Journal of International Medical Research (Feb 2019)
TcO/Tc-MIBI dual-tracer scintigraphy for preoperative localization of parathyroid adenomas
Abstract
Objective To investigate the accuracy of dual-tracer scintigraphy for locating parathyroid adenomas in patients with primary hyperparathyroidism (PHPT). Methods We reviewed 268 patients with PHPT. All patients underwent technetium-99m pertechnetate ( 99m TcO 4 - ) scintigraphy and technetium-99m methoxyisobutylisonitrile ( 99m Tc-MIBI) dual-tracer scintigraphy of the thyroid and parathyroid glands, respectively. 99m TcO 4 - planar scintigraphy was carried out initially followed by dual-phase 99m Tc-MIBI single-photon emission computed tomography (SPECT)/CT the next day. The findings were combined and interpreted. Individual 99m Tc-MIBI and dual-tracer scintigraphy were both analyzed. The sensitivity, specificity, and accuracy were determined in relation to surgical findings.
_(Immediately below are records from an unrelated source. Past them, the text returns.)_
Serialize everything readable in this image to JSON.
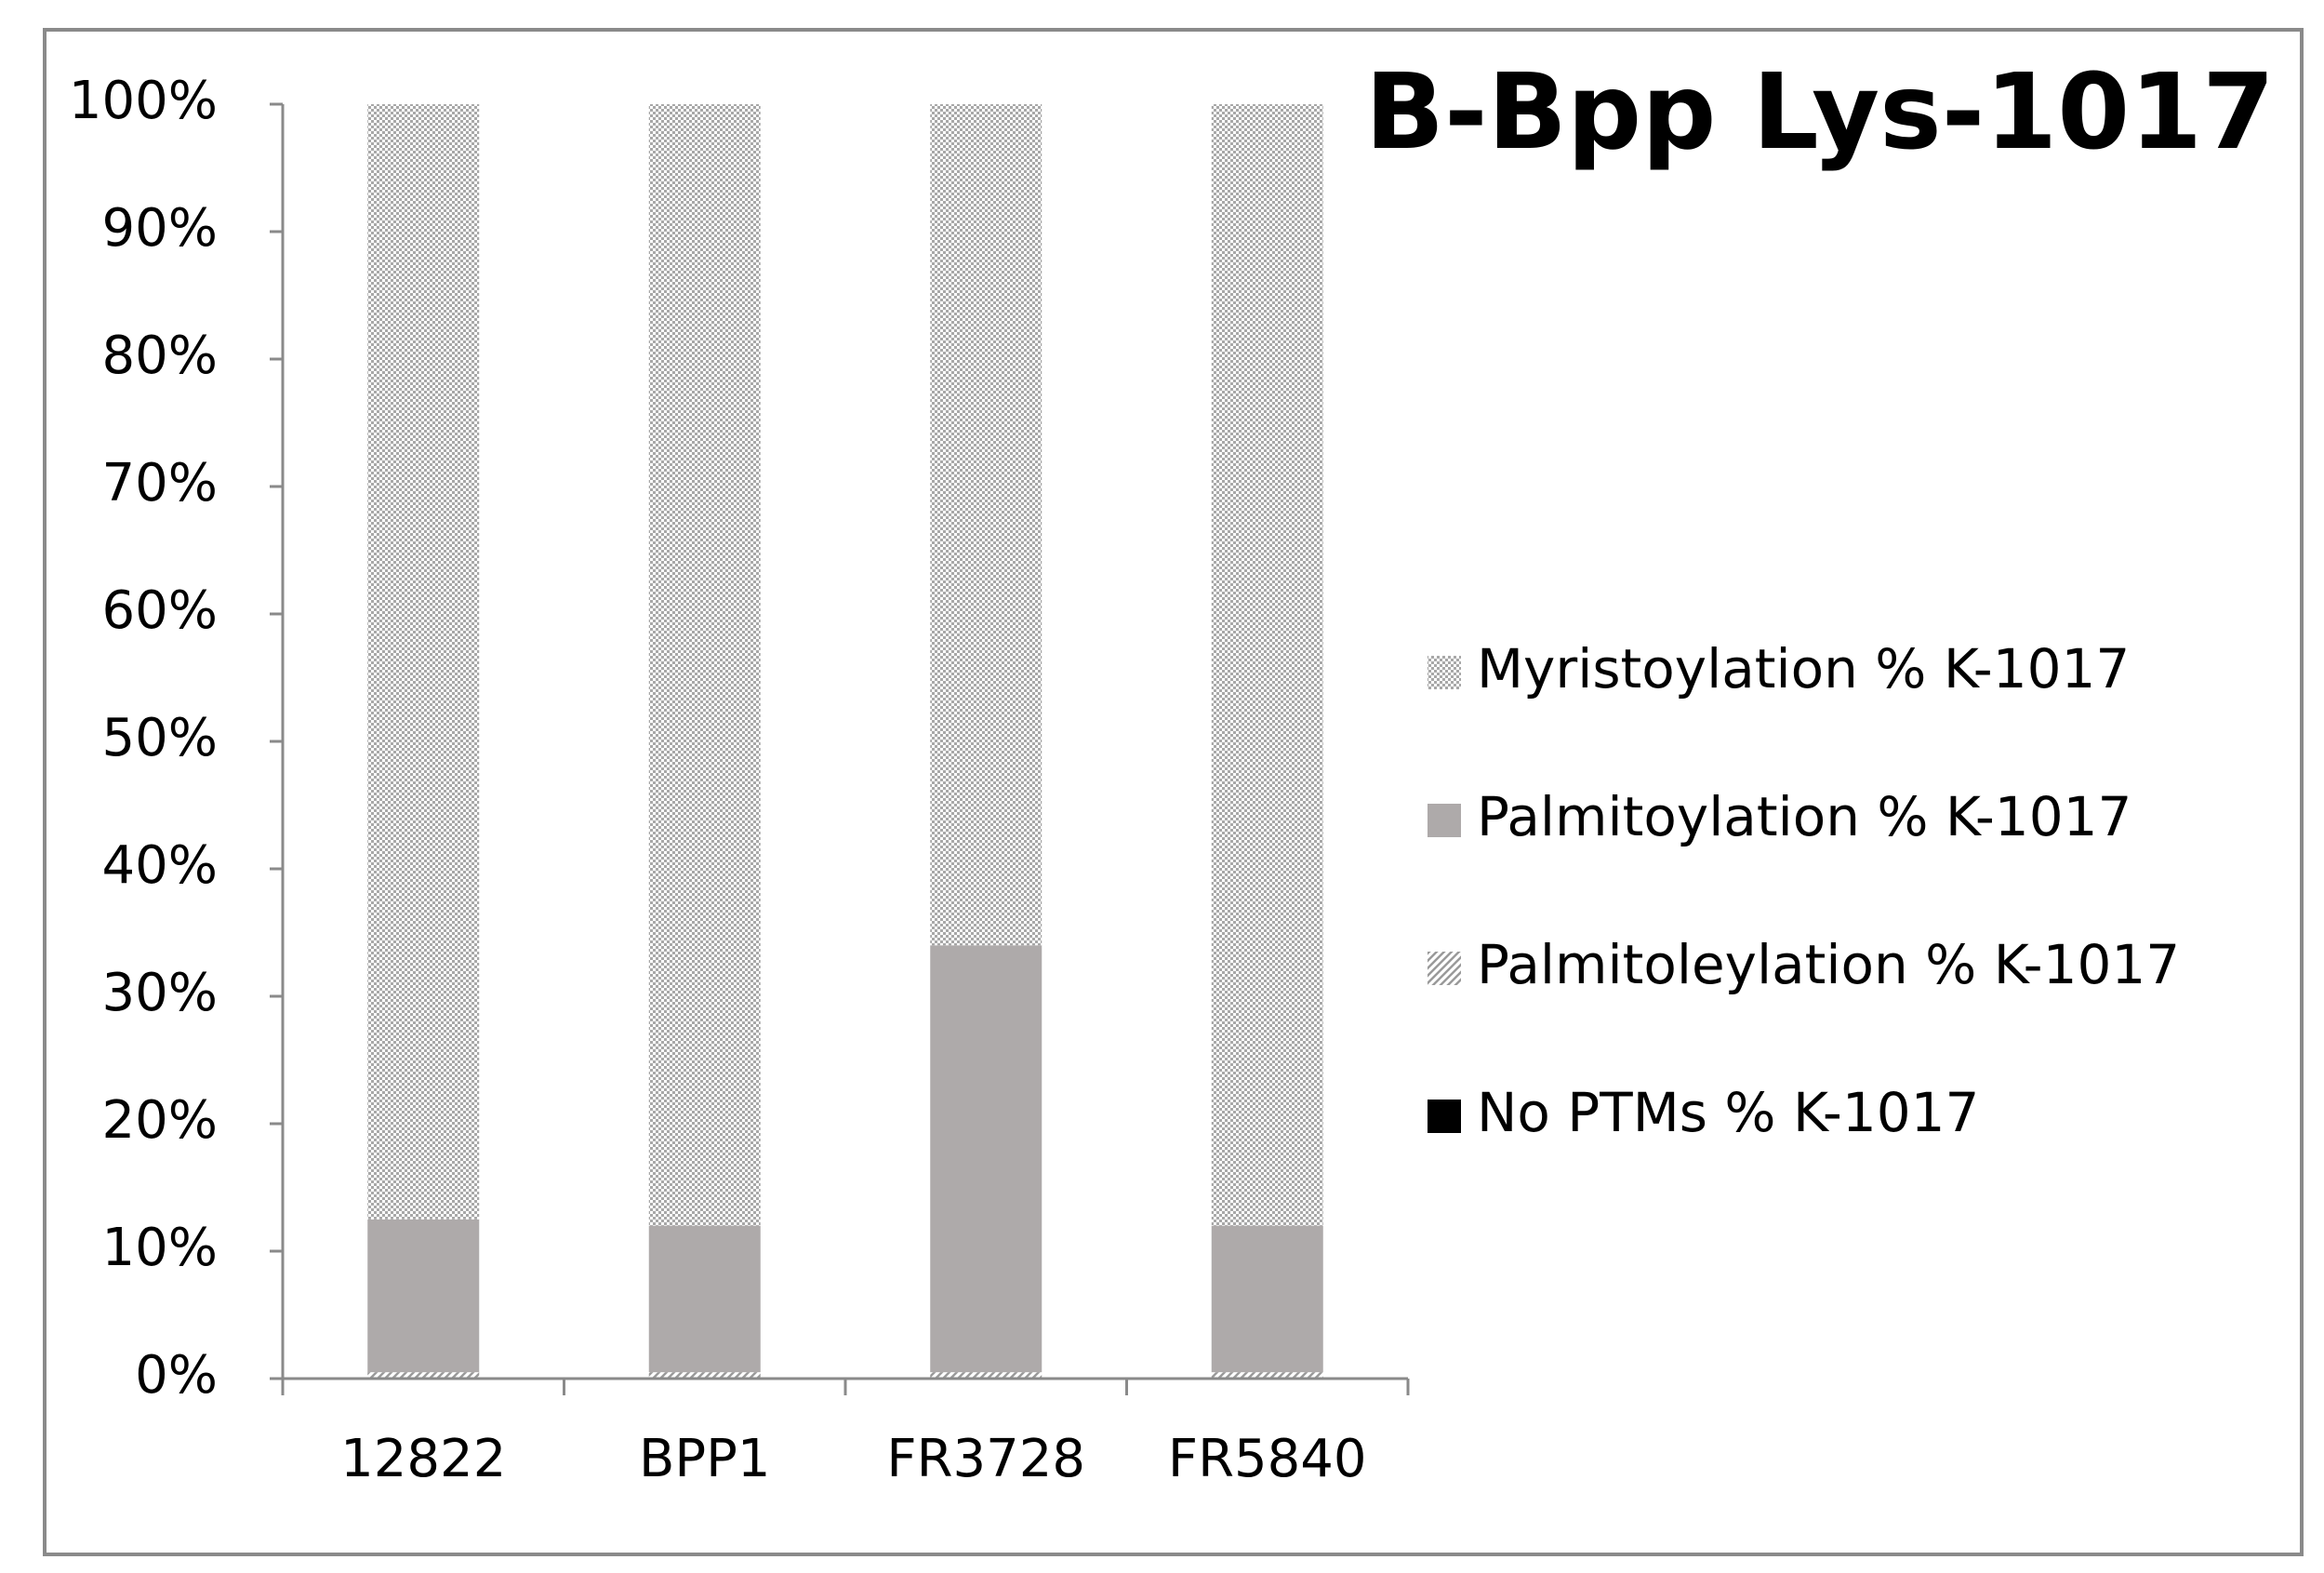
{
  "chart_data": {
    "type": "bar",
    "stacked": true,
    "title": "B-Bpp Lys-1017",
    "categories": [
      "12822",
      "BPP1",
      "FR3728",
      "FR5840"
    ],
    "series": [
      {
        "name": "No PTMs % K-1017",
        "color": "#000000",
        "values": [
          0,
          0,
          0,
          0
        ]
      },
      {
        "name": "Palmitoleylation % K-1017",
        "color": "#9a9a9a",
        "values": [
          0.5,
          0.5,
          0.5,
          0.5
        ]
      },
      {
        "name": "Palmitoylation % K-1017",
        "color": "#aeaaaa",
        "values": [
          12,
          11.5,
          33.5,
          11.5
        ]
      },
      {
        "name": "Myristoylation % K-1017",
        "color": "#a8a8a8",
        "values": [
          87.5,
          88,
          66,
          88
        ]
      }
    ],
    "ylim": [
      0,
      100
    ],
    "yticks": [
      {
        "value": 0,
        "label": "0%"
      },
      {
        "value": 10,
        "label": "10%"
      },
      {
        "value": 20,
        "label": "20%"
      },
      {
        "value": 30,
        "label": "30%"
      },
      {
        "value": 40,
        "label": "40%"
      },
      {
        "value": 50,
        "label": "50%"
      },
      {
        "value": 60,
        "label": "60%"
      },
      {
        "value": 70,
        "label": "70%"
      },
      {
        "value": 80,
        "label": "80%"
      },
      {
        "value": 90,
        "label": "90%"
      },
      {
        "value": 100,
        "label": "100%"
      }
    ],
    "grid": false,
    "legend": "right"
  }
}
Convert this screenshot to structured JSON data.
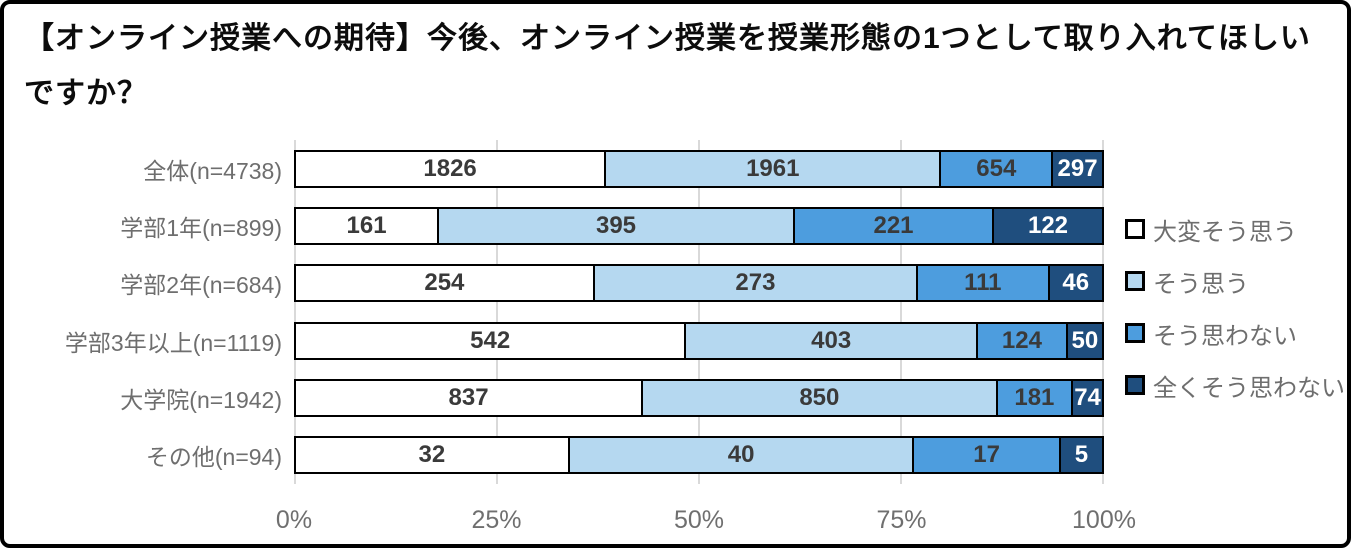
{
  "title": {
    "text": "【オンライン授業への期待】今後、オンライン授業を授業形態の1つとして取り入れてほしいですか？"
  },
  "colors": {
    "frame_border": "#000000",
    "background": "#ffffff",
    "gridline": "#d9d9d9",
    "bar_border": "#000000",
    "category_label_text": "#6e6e6e",
    "axis_label_text": "#6f6f6f",
    "value_label_text": "#3a3a3a",
    "value_label_text_on_dark": "#ffffff"
  },
  "chart_data": {
    "type": "bar",
    "variant": "horizontal-stacked-100pct",
    "title": "【オンライン授業への期待】今後、オンライン授業を授業形態の1つとして取り入れてほしいですか？",
    "categories": [
      "全体(n=4738)",
      "学部1年(n=899)",
      "学部2年(n=684)",
      "学部3年以上(n=1119)",
      "大学院(n=1942)",
      "その他(n=94)"
    ],
    "series": [
      {
        "name": "大変そう思う",
        "color": "#ffffff",
        "values": [
          1826,
          161,
          254,
          542,
          837,
          32
        ]
      },
      {
        "name": "そう思う",
        "color": "#b5d8f0",
        "values": [
          1961,
          395,
          273,
          403,
          850,
          40
        ]
      },
      {
        "name": "そう思わない",
        "color": "#4d9dde",
        "values": [
          654,
          221,
          111,
          124,
          181,
          17
        ]
      },
      {
        "name": "全くそう思わない",
        "color": "#1f4e7e",
        "values": [
          297,
          122,
          46,
          50,
          74,
          5
        ]
      }
    ],
    "x_axis": {
      "tick_labels": [
        "0%",
        "25%",
        "50%",
        "75%",
        "100%"
      ],
      "range": [
        0,
        100
      ],
      "grid": true
    },
    "legend": {
      "position": "right"
    },
    "value_labels": true
  }
}
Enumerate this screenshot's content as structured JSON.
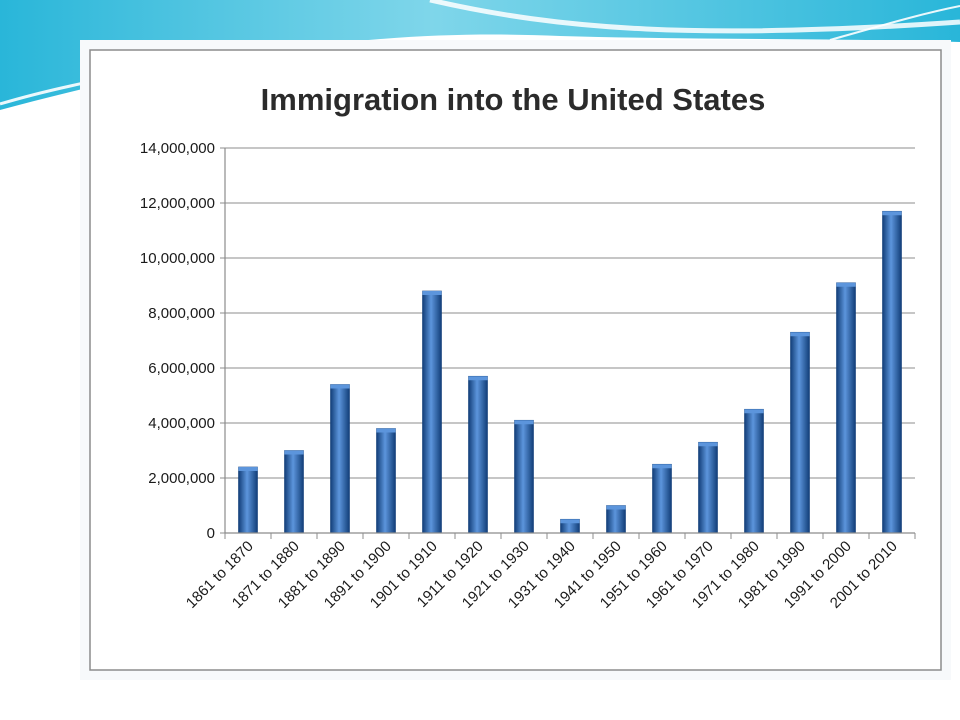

The average interval between scan and surgery was 13 days. Results The positive and negative predictive values of 99m Tc-MIBI SPECT/CT were 92.0% and 71.3%, respectively, and the sensitivity, specificity, and accuracy were 88.3%, 79.2%, and 85.8%, respectively. The positive and negative predictive values of dual-tracer scintigraphy were 96.3% and 82.3%, respectively, and the sensitivity, specificity, and accuracy were 92.9%, 90.3%, and 92.2%, respectively. Youden’s index for dual-tracer scintigraphy and 99m Tc-MIBI SPECT/CT were 0.83 and 0.63, respectively. Conclusions These finding suggest that 99m TcO 4 - and 99m Tc-MIBI dual-tracer scintigraphy is more accurate than other scintigraphy methods for detecting parathyroid adenoma, and may thus be the most suitable imaging technique in patients with PHPT.